La hausse des prix est passée de 26,1% en 2011 à 31,6% en 2012, selon le moniteur du commerce international. Moisés Naím évoque aussi "un marché noir où le dollar américain coûte quatre fois le prix fixé par le gouvernement", situation à laquelle la nouvelle dévaluation du bolivar, la monnaie nationale, le 8 février, n'a pas suffi à remédier.
Au quotidien, l'approvisionnement des consommateurs est désorganisé. Le Venezuela connaît des pénuries récurrentes de matières premières et notamment des produits agricoles de base, comme le raconte RFI.
Un Etat pétro-dépendant
Sous la présidence de Chavez, le pays est devenu le premier producteur de pétrole au monde et, comme le souligne Le Figaro, l’or noir représente désormais 95% des exportations du Venezuela. Le pays vit "par et pour le pétrole", confirme à francetv info Jean Jacques Kourliandsky, chercheur spécialiste de l'Amérique Latine à l'IRIS (Institut des relations internationales et stratégique). Mais selon lui, cet échec de la diversification du pays "ne date pas de Chavez". Il a simplement poursuivi, accéléré et accentué une tendance établie. "Sa seule réussite économique, c’est d’avoir trouvé des alliés au sein de l’OPEP (Organisation des pays producteurs et exportateurs de pétrole), pour diminuer la production et ainsi faire augmenter le prix du baril", décrypte Jean Jacques Kourliandsky.
En parallèle, Hugo Chavez a mis la main sur la société pétrolière nationale, la PDVSA (Petroleos de Venezuela SA) pour en redistribuer les bénéfices vers les plus défavorisés. "Mais là encore, si on ne peut que reconnaître son bilan social, la production de pétrole ne cesse de diminuer et on peut se demander si cette ponction sur les revenus de la société n’a pas été réalisée au détriment des investissements nécessaires", note le chercheur.
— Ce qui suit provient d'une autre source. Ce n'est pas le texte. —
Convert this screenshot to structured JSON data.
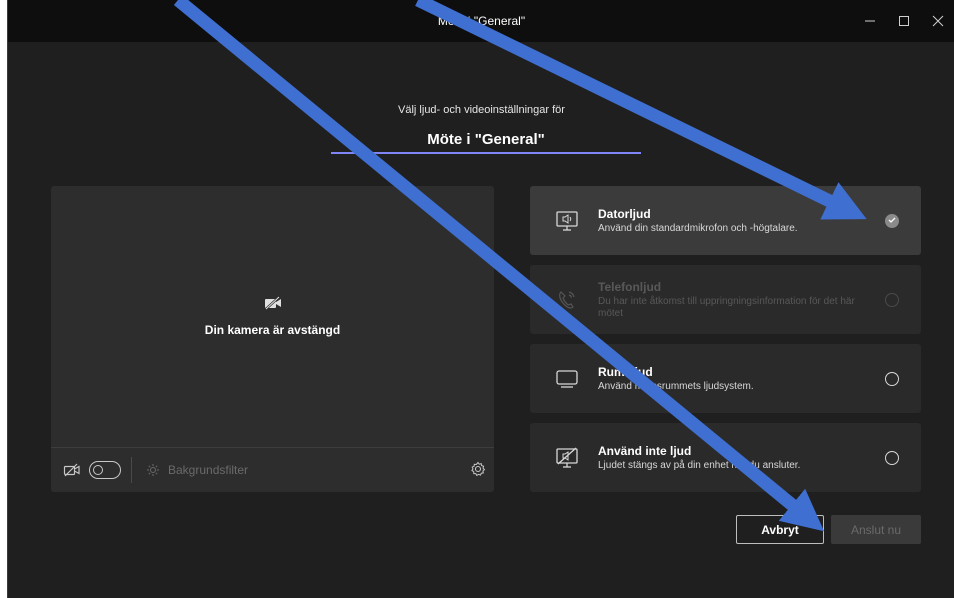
{
  "window": {
    "title": "Möte i \"General\"",
    "controls": [
      "minimize",
      "maximize",
      "close"
    ]
  },
  "prompt": "Välj ljud- och videoinställningar för",
  "meeting_name": "Möte i \"General\"",
  "preview": {
    "camera_off_text": "Din kamera är avstängd",
    "background_filter_label": "Bakgrundsfilter"
  },
  "audio_options": [
    {
      "title": "Datorljud",
      "desc": "Använd din standardmikrofon och -högtalare.",
      "state": "selected"
    },
    {
      "title": "Telefonljud",
      "desc": "Du har inte åtkomst till uppringningsinformation för det här mötet",
      "state": "disabled"
    },
    {
      "title": "Rumsljud",
      "desc": "Använd mötesrummets ljudsystem.",
      "state": "unselected"
    },
    {
      "title": "Använd inte ljud",
      "desc": "Ljudet stängs av på din enhet när du ansluter.",
      "state": "unselected"
    }
  ],
  "buttons": {
    "cancel": "Avbryt",
    "join": "Anslut nu"
  },
  "colors": {
    "accent": "#7f85f5",
    "annotation_arrow": "#3f6fd1"
  }
}
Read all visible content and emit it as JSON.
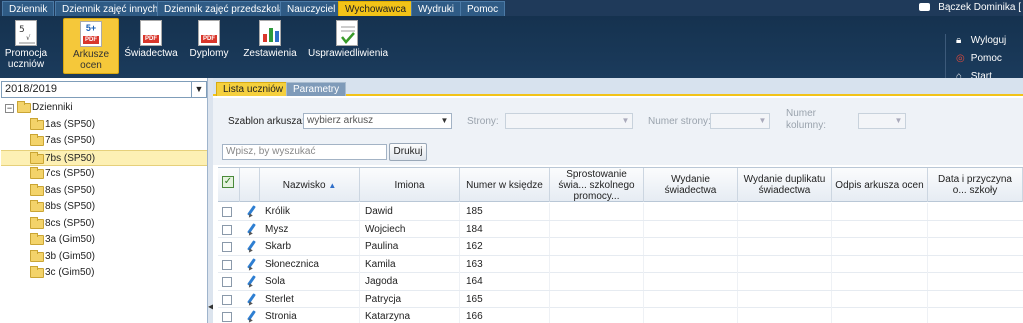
{
  "top_menu": {
    "tabs": [
      "Dziennik",
      "Dziennik zajęć innych",
      "Dziennik zajęć przedszkola",
      "Nauczyciel",
      "Wychowawca",
      "Wydruki",
      "Pomoc"
    ],
    "active_tab": "Wychowawca",
    "user": "Bączek Dominika ["
  },
  "toolbar": {
    "buttons": [
      {
        "label1": "Promocja",
        "label2": "uczniów",
        "icon": "promotion-icon"
      },
      {
        "label1": "Arkusze",
        "label2": "ocen",
        "icon": "pdf-grade-sheet-icon",
        "badge": "5+"
      },
      {
        "label1": "Świadectwa",
        "label2": "",
        "icon": "pdf-certificate-icon"
      },
      {
        "label1": "Dyplomy",
        "label2": "",
        "icon": "pdf-diploma-icon"
      },
      {
        "label1": "Zestawienia",
        "label2": "",
        "icon": "report-icon"
      },
      {
        "label1": "Usprawiedliwienia",
        "label2": "",
        "icon": "excuse-checklist-icon"
      }
    ],
    "active_button": "Arkusze ocen",
    "side_actions": [
      {
        "label": "Wyloguj",
        "icon": "lock-icon"
      },
      {
        "label": "Pomoc",
        "icon": "lifebuoy-icon"
      },
      {
        "label": "Start",
        "icon": "home-icon"
      }
    ]
  },
  "left_panel": {
    "school_year": "2018/2019",
    "tree": {
      "root": "Dzienniki",
      "items": [
        "1as (SP50)",
        "7as (SP50)",
        "7bs (SP50)",
        "7cs (SP50)",
        "8as (SP50)",
        "8bs (SP50)",
        "8cs (SP50)",
        "3a (Gim50)",
        "3b (Gim50)",
        "3c (Gim50)"
      ],
      "selected": "7bs (SP50)"
    }
  },
  "right_panel": {
    "tabs": [
      "Lista uczniów",
      "Parametry"
    ],
    "active_tab": "Lista uczniów",
    "form": {
      "template_label": "Szablon arkusza:",
      "template_value": "wybierz arkusz",
      "pages_label": "Strony:",
      "page_number_label": "Numer strony:",
      "column_number_label1": "Numer",
      "column_number_label2": "kolumny:"
    },
    "search_placeholder": "Wpisz, by wyszukać",
    "print_button": "Drukuj"
  },
  "grid": {
    "columns": [
      "Nazwisko",
      "Imiona",
      "Numer w księdze",
      "Sprostowanie świa... szkolnego promocy...",
      "Wydanie świadectwa",
      "Wydanie duplikatu świadectwa",
      "Odpis arkusza ocen",
      "Data i przyczyna o... szkoły"
    ],
    "sort_indicator": "▲",
    "rows": [
      {
        "surname": "Królik",
        "names": "Dawid",
        "number": "185"
      },
      {
        "surname": "Mysz",
        "names": "Wojciech",
        "number": "184"
      },
      {
        "surname": "Skarb",
        "names": "Paulina",
        "number": "162"
      },
      {
        "surname": "Słonecznica",
        "names": "Kamila",
        "number": "163"
      },
      {
        "surname": "Sola",
        "names": "Jagoda",
        "number": "164"
      },
      {
        "surname": "Sterlet",
        "names": "Patrycja",
        "number": "165"
      },
      {
        "surname": "Stronia",
        "names": "Katarzyna",
        "number": "166"
      }
    ]
  },
  "colors": {
    "menu_bar": "#1f3a5a",
    "accent_yellow": "#f2c318",
    "selection": "#fdf0b4"
  }
}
Et de souligner l'exil de nombreux ingénieurs et techniciens lors de la reprise en main de la société.
PDVSA est une société qui a perdu en productivité et en efficacité. Un grave accident vraissemblablement dû à un défaut de maintenance dans l’une des principales raffineries du pays, à Amuay, en août 2012, accrédite cette thèse.
Une situation menacée
Malgré tout, le pays est extrêmement dépendant du cours du baril de pétrole utilisé pour financer les programmes d'aide sociale. "Le taux de pauvreté, officiellement, a diminué de 72 %. On peut discuter le chiffre, mais la pauvreté a reculé, c’est incontestable", constate le géographe Alain Musset, spécialiste de l’Amérique latine à l'EHESS, interrogé par Ouest France. Selon la Commission économique pour l'Amérique latine et les Caraïbes, cité par Diarioinforme.net, (lien en espagnol), 29,4% de la population vivait au-dessous du seuil de pauvreté en 2011, le chiffre le plus bas de ces trois décennies.
"Le Venezuela conserve une économie de rente. Si le cours du pétrole s’effondre, le pays s’effondre", insiste Alain Musset, spécialiste de l’Amérique latine à l'EHESS. Au-delà du social, c'est tout le pays qui a besoin de ressources. Les importations totales du pays ont bondi de 13 000 millions de dollars (près de 9 955 millions d'euros) en 2003 à 50 000 millions aujourd'hui. Pour tenter d'éviter les pénuries, l'Etat subventionne largement les biens de première nécessité : lait, pain, sucre, oeufs, etc.
"Lorsque le gouvernement, dit populaire, d'un pays pétrolier a priori très rentable, donne ou vend à pertes, ce qui revient au même, des biens de première nécessité à sa population, logiquement, ce fonctionnement peut se résumer à une simple maxime : "du pain pour aujourd'hui et la faim pour demain", décrypte le journal de Caracas Tal Cual, cité par la revue de presse de France Culture.